For many organisations, these skills were relics of the old days where these apparent luxuries could be afforded but no longer can be. In most cases the specialist department that did these things was not well recognised, but their demise leads to serious gaps in the development of sustainable and quality products.

As companies move to a new manufacturing and support environment where contracts for availability and capability are common, the lack of these ‘forgotten skills’ can lead to significant risk and programme delay, whilst skills are sought from the marketplace - with a cost premium - or engineers are redeployed from within to investigate and ‘fire-fight’ the overlooked skill with repercussions for the work they were previously doing.

If we look at the obsolescence skills specifically, in the following real-world instances they have caused real issues in the supportability of vitally important assets and infrastructure projects in recent years: analog design engineers; hydraulics and fluid engineering; ‘mature’ software languages; test engineers; logistics technicians; technical publication writers.

Obsolescence management has long been recognised in traditional long-term support sectors such as defence, oil and gas, railways and the nuclear industry, but is becoming increasingly more important as new markets, such as the IoT, industrial automation via the IoT, and connected and autonomous cars.

It will be challenging for these industries to make the required cultural change from proposing and supporting planned obsolescence and moving to a more integrated and public manufacturing and support environment where business partners and consumers will be expecting excellent availability, durability and availability as a service, such as in automated cars for example. Shareholders will also seek assurances of the good ethics of such businesses.
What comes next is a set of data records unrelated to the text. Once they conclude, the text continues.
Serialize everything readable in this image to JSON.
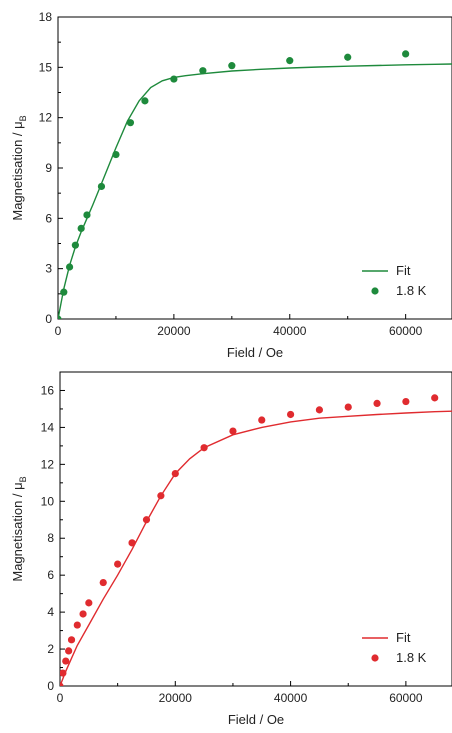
{
  "chart_data": [
    {
      "type": "scatter",
      "xlabel": "Field / Oe",
      "ylabel": "Magnetisation / μ",
      "ylabel_sub": "B",
      "xlim": [
        0,
        68000
      ],
      "ylim": [
        0,
        18
      ],
      "xticks": [
        0,
        20000,
        40000,
        60000
      ],
      "yticks": [
        0,
        3,
        6,
        9,
        12,
        15,
        18
      ],
      "grid": false,
      "legend": "bottom-right",
      "color": "#1e8a3c",
      "series": [
        {
          "name": "Fit",
          "kind": "line",
          "x": [
            0,
            500,
            1000,
            2000,
            3000,
            4000,
            5000,
            6000,
            8000,
            10000,
            12000,
            14000,
            16000,
            18000,
            20000,
            22000,
            25000,
            30000,
            35000,
            40000,
            45000,
            50000,
            55000,
            60000,
            65000,
            68000
          ],
          "y": [
            0,
            0.9,
            1.8,
            3.2,
            4.3,
            5.2,
            6.0,
            6.8,
            8.5,
            10.2,
            11.8,
            13.0,
            13.8,
            14.2,
            14.4,
            14.5,
            14.62,
            14.78,
            14.88,
            14.96,
            15.02,
            15.07,
            15.11,
            15.15,
            15.18,
            15.2
          ]
        },
        {
          "name": "1.8 K",
          "kind": "points",
          "x": [
            0,
            1000,
            2000,
            3000,
            4000,
            5000,
            7500,
            10000,
            12500,
            15000,
            20000,
            25000,
            30000,
            40000,
            50000,
            60000
          ],
          "y": [
            0,
            1.6,
            3.1,
            4.4,
            5.4,
            6.2,
            7.9,
            9.8,
            11.7,
            13.0,
            14.3,
            14.8,
            15.1,
            15.4,
            15.6,
            15.8
          ]
        }
      ]
    },
    {
      "type": "scatter",
      "xlabel": "Field / Oe",
      "ylabel": "Magnetisation / μ",
      "ylabel_sub": "B",
      "xlim": [
        0,
        68000
      ],
      "ylim": [
        0,
        17
      ],
      "xticks": [
        0,
        20000,
        40000,
        60000
      ],
      "yticks": [
        0,
        2,
        4,
        6,
        8,
        10,
        12,
        14,
        16
      ],
      "grid": false,
      "legend": "bottom-right",
      "color": "#e02b2f",
      "series": [
        {
          "name": "Fit",
          "kind": "line",
          "x": [
            0,
            1000,
            2000,
            3000,
            5000,
            7500,
            10000,
            12500,
            15000,
            17500,
            20000,
            22500,
            25000,
            30000,
            35000,
            40000,
            45000,
            50000,
            55000,
            60000,
            65000,
            68000
          ],
          "y": [
            0,
            0.8,
            1.5,
            2.2,
            3.3,
            4.7,
            6.0,
            7.4,
            8.9,
            10.3,
            11.5,
            12.3,
            12.9,
            13.6,
            14.0,
            14.3,
            14.5,
            14.6,
            14.7,
            14.78,
            14.85,
            14.88
          ]
        },
        {
          "name": "1.8 K",
          "kind": "points",
          "x": [
            0,
            500,
            1000,
            1500,
            2000,
            3000,
            4000,
            5000,
            7500,
            10000,
            12500,
            15000,
            17500,
            20000,
            25000,
            30000,
            35000,
            40000,
            45000,
            50000,
            55000,
            60000,
            65000
          ],
          "y": [
            0,
            0.7,
            1.35,
            1.9,
            2.5,
            3.3,
            3.9,
            4.5,
            5.6,
            6.6,
            7.75,
            9.0,
            10.3,
            11.5,
            12.9,
            13.8,
            14.4,
            14.7,
            14.95,
            15.1,
            15.3,
            15.4,
            15.6
          ]
        }
      ]
    }
  ]
}
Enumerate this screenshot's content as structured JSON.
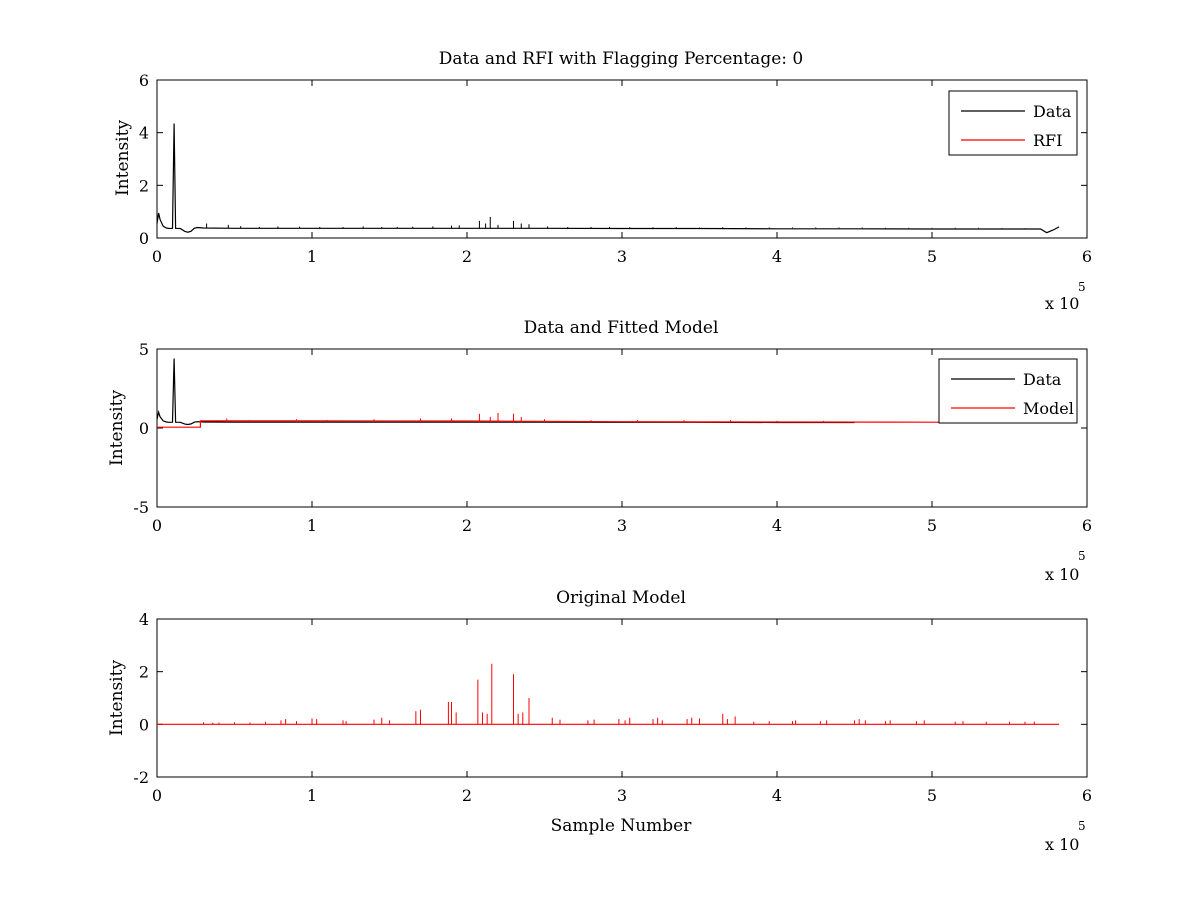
{
  "figure": {
    "background": "#ffffff",
    "colors": {
      "data": "#000000",
      "rfi": "#ff0000",
      "model": "#ff0000"
    }
  },
  "chart_data": [
    {
      "id": "rfi",
      "type": "line",
      "title": "Data and RFI with Flagging Percentage: 0",
      "xlabel": "",
      "ylabel": "Intensity",
      "xlim": [
        0,
        6
      ],
      "ylim": [
        0,
        6
      ],
      "xticks": [
        "0",
        "1",
        "2",
        "3",
        "4",
        "5",
        "6"
      ],
      "yticks": [
        "0",
        "2",
        "4",
        "6"
      ],
      "x_multiplier": {
        "base": "x 10",
        "exponent": "5"
      },
      "legend": {
        "position": "top-right",
        "entries": [
          "Data",
          "RFI"
        ]
      },
      "series": [
        {
          "name": "Data",
          "color": "#000000",
          "x": [
            0,
            0.01,
            0.02,
            0.04,
            0.06,
            0.08,
            0.1,
            0.11,
            0.12,
            0.15,
            0.18,
            0.2,
            0.22,
            0.24,
            0.26,
            0.3,
            0.5,
            1.0,
            1.5,
            2.0,
            2.5,
            3.0,
            3.5,
            4.0,
            4.5,
            5.0,
            5.5,
            5.7,
            5.74,
            5.78,
            5.82
          ],
          "y": [
            0.55,
            0.95,
            0.7,
            0.45,
            0.38,
            0.36,
            0.37,
            4.35,
            0.37,
            0.36,
            0.25,
            0.22,
            0.26,
            0.37,
            0.4,
            0.38,
            0.37,
            0.37,
            0.37,
            0.37,
            0.37,
            0.36,
            0.36,
            0.35,
            0.35,
            0.34,
            0.34,
            0.34,
            0.2,
            0.3,
            0.42
          ]
        },
        {
          "name": "RFI",
          "color": "#ff0000",
          "x": [],
          "y": []
        }
      ],
      "spikes": {
        "x": [
          0.32,
          0.46,
          0.54,
          0.66,
          0.78,
          0.92,
          1.05,
          1.2,
          1.33,
          1.45,
          1.55,
          1.65,
          1.78,
          1.9,
          1.95,
          2.08,
          2.12,
          2.15,
          2.2,
          2.3,
          2.35,
          2.4,
          2.52,
          2.65,
          2.8,
          2.92,
          3.05,
          3.2,
          3.35,
          3.5,
          3.65,
          3.8,
          3.95,
          4.1,
          4.25,
          4.4,
          4.55,
          4.7,
          4.85,
          5.0,
          5.15,
          5.3,
          5.45,
          5.6
        ],
        "y": [
          0.55,
          0.5,
          0.45,
          0.42,
          0.44,
          0.43,
          0.42,
          0.42,
          0.44,
          0.42,
          0.42,
          0.43,
          0.44,
          0.47,
          0.48,
          0.65,
          0.55,
          0.8,
          0.5,
          0.65,
          0.55,
          0.52,
          0.44,
          0.42,
          0.42,
          0.42,
          0.41,
          0.41,
          0.41,
          0.4,
          0.41,
          0.4,
          0.4,
          0.4,
          0.4,
          0.4,
          0.4,
          0.39,
          0.39,
          0.39,
          0.39,
          0.39,
          0.38,
          0.38
        ]
      }
    },
    {
      "id": "fit",
      "type": "line",
      "title": "Data and Fitted Model",
      "xlabel": "",
      "ylabel": "Intensity",
      "xlim": [
        0,
        6
      ],
      "ylim": [
        -5,
        5
      ],
      "xticks": [
        "0",
        "1",
        "2",
        "3",
        "4",
        "5",
        "6"
      ],
      "yticks": [
        "-5",
        "0",
        "5"
      ],
      "x_multiplier": {
        "base": "x 10",
        "exponent": "5"
      },
      "legend": {
        "position": "top-right",
        "entries": [
          "Data",
          "Model"
        ]
      },
      "series": [
        {
          "name": "Data",
          "color": "#000000",
          "x": [
            0,
            0.01,
            0.02,
            0.04,
            0.06,
            0.08,
            0.1,
            0.11,
            0.12,
            0.15,
            0.18,
            0.2,
            0.22,
            0.24,
            0.26,
            0.3,
            0.5,
            1.0,
            1.5,
            2.0,
            2.5,
            3.0,
            3.5,
            4.0,
            4.5
          ],
          "y": [
            0.55,
            1.0,
            0.7,
            0.45,
            0.38,
            0.36,
            0.37,
            4.4,
            0.37,
            0.36,
            0.25,
            0.22,
            0.26,
            0.37,
            0.4,
            0.38,
            0.37,
            0.37,
            0.37,
            0.37,
            0.37,
            0.36,
            0.36,
            0.35,
            0.35
          ]
        },
        {
          "name": "Model",
          "color": "#ff0000",
          "x": [
            0,
            0.28,
            0.28,
            1.0,
            2.0,
            3.0,
            4.0,
            5.0,
            5.82
          ],
          "y": [
            0.05,
            0.05,
            0.45,
            0.45,
            0.44,
            0.4,
            0.38,
            0.37,
            0.36
          ]
        }
      ],
      "spikes": {
        "x": [
          0.45,
          0.6,
          0.9,
          1.1,
          1.4,
          1.7,
          1.9,
          2.08,
          2.15,
          2.2,
          2.3,
          2.35,
          2.5,
          2.8,
          3.1,
          3.4,
          3.7,
          4.0,
          4.3
        ],
        "y": [
          0.6,
          0.5,
          0.55,
          0.5,
          0.55,
          0.6,
          0.6,
          0.9,
          0.7,
          0.95,
          0.9,
          0.7,
          0.55,
          0.5,
          0.5,
          0.5,
          0.5,
          0.45,
          0.45
        ]
      }
    },
    {
      "id": "orig",
      "type": "line",
      "title": "Original Model",
      "xlabel": "Sample Number",
      "ylabel": "Intensity",
      "xlim": [
        0,
        6
      ],
      "ylim": [
        -2,
        4
      ],
      "xticks": [
        "0",
        "1",
        "2",
        "3",
        "4",
        "5",
        "6"
      ],
      "yticks": [
        "-2",
        "0",
        "2",
        "4"
      ],
      "x_multiplier": {
        "base": "x 10",
        "exponent": "5"
      },
      "legend": null,
      "series": [
        {
          "name": "",
          "color": "#ff0000",
          "x": [
            0,
            5.82
          ],
          "y": [
            0,
            0
          ]
        }
      ],
      "spikes": {
        "x": [
          0.3,
          0.36,
          0.4,
          0.5,
          0.6,
          0.7,
          0.8,
          0.83,
          0.9,
          1.0,
          1.03,
          1.2,
          1.22,
          1.4,
          1.45,
          1.5,
          1.67,
          1.7,
          1.88,
          1.9,
          1.93,
          2.07,
          2.1,
          2.13,
          2.16,
          2.3,
          2.33,
          2.36,
          2.4,
          2.55,
          2.6,
          2.78,
          2.82,
          2.98,
          3.02,
          3.05,
          3.2,
          3.23,
          3.26,
          3.42,
          3.45,
          3.5,
          3.65,
          3.68,
          3.73,
          3.85,
          3.95,
          4.1,
          4.12,
          4.28,
          4.32,
          4.5,
          4.53,
          4.57,
          4.7,
          4.73,
          4.9,
          4.95,
          5.15,
          5.2,
          5.35,
          5.5,
          5.6,
          5.66
        ],
        "y": [
          0.08,
          0.06,
          0.07,
          0.08,
          0.07,
          0.1,
          0.15,
          0.2,
          0.12,
          0.22,
          0.2,
          0.15,
          0.12,
          0.18,
          0.25,
          0.15,
          0.5,
          0.55,
          0.85,
          0.85,
          0.45,
          1.7,
          0.45,
          0.4,
          2.3,
          1.9,
          0.4,
          0.45,
          1.0,
          0.25,
          0.18,
          0.15,
          0.18,
          0.2,
          0.15,
          0.25,
          0.2,
          0.25,
          0.15,
          0.2,
          0.25,
          0.22,
          0.4,
          0.2,
          0.3,
          0.1,
          0.12,
          0.12,
          0.15,
          0.12,
          0.15,
          0.15,
          0.2,
          0.15,
          0.12,
          0.15,
          0.12,
          0.15,
          0.1,
          0.12,
          0.1,
          0.1,
          0.1,
          0.1
        ]
      }
    }
  ]
}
The engineering resources to undertake this transition may be in short supply and premiums to entice people from prestige corporate companies may be considerable.

Personal development

The IIOM is developing professional training for obsolescence practitioners. This work is being supported with dialogue with the Engineering Council and the Institution of Engineering and Technology (IET), which will encourage practitioners to carry on personal development to attain Incorporated Engineer (IEng) or Chartered Engineer (CEng) status.
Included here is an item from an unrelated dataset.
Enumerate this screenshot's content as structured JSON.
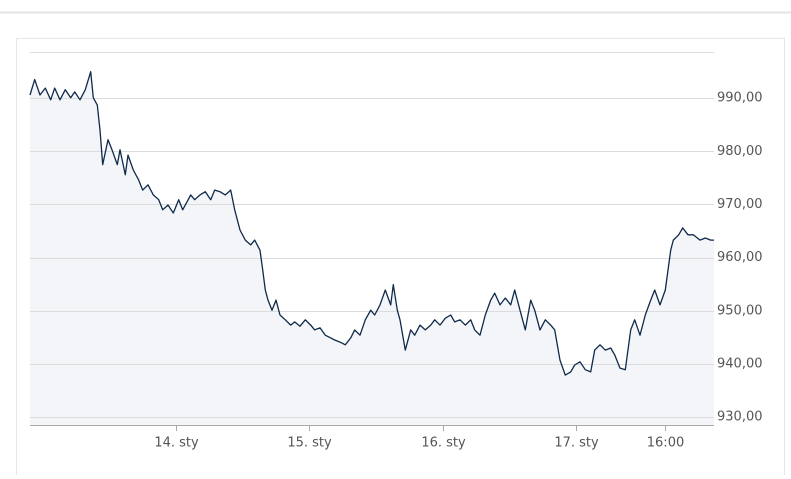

The first level of training - called the IIOM certificate - has been developed as a training course and the first candidates have been trained in the UK and Germany. Successful candidates can use the post nominal letters ‘AIIOM’ after their job title.

The IIOM is currently collecting information from interested parties about the next level being developed, which will be called the Diploma in Obsolescence Management. This will be designed for obsolescence managers and directors.

Please respond to the following short questionnaire to express your interest in finding out more: https://www.surveymonkey.co.uk/r/W9VH5YM

So, how do we inform and educate those coming into work from university, overseas or from other jobs, that these ‘old school’ skills are vitally important if you want to build successful products and have happy customers? This requirement has never changed!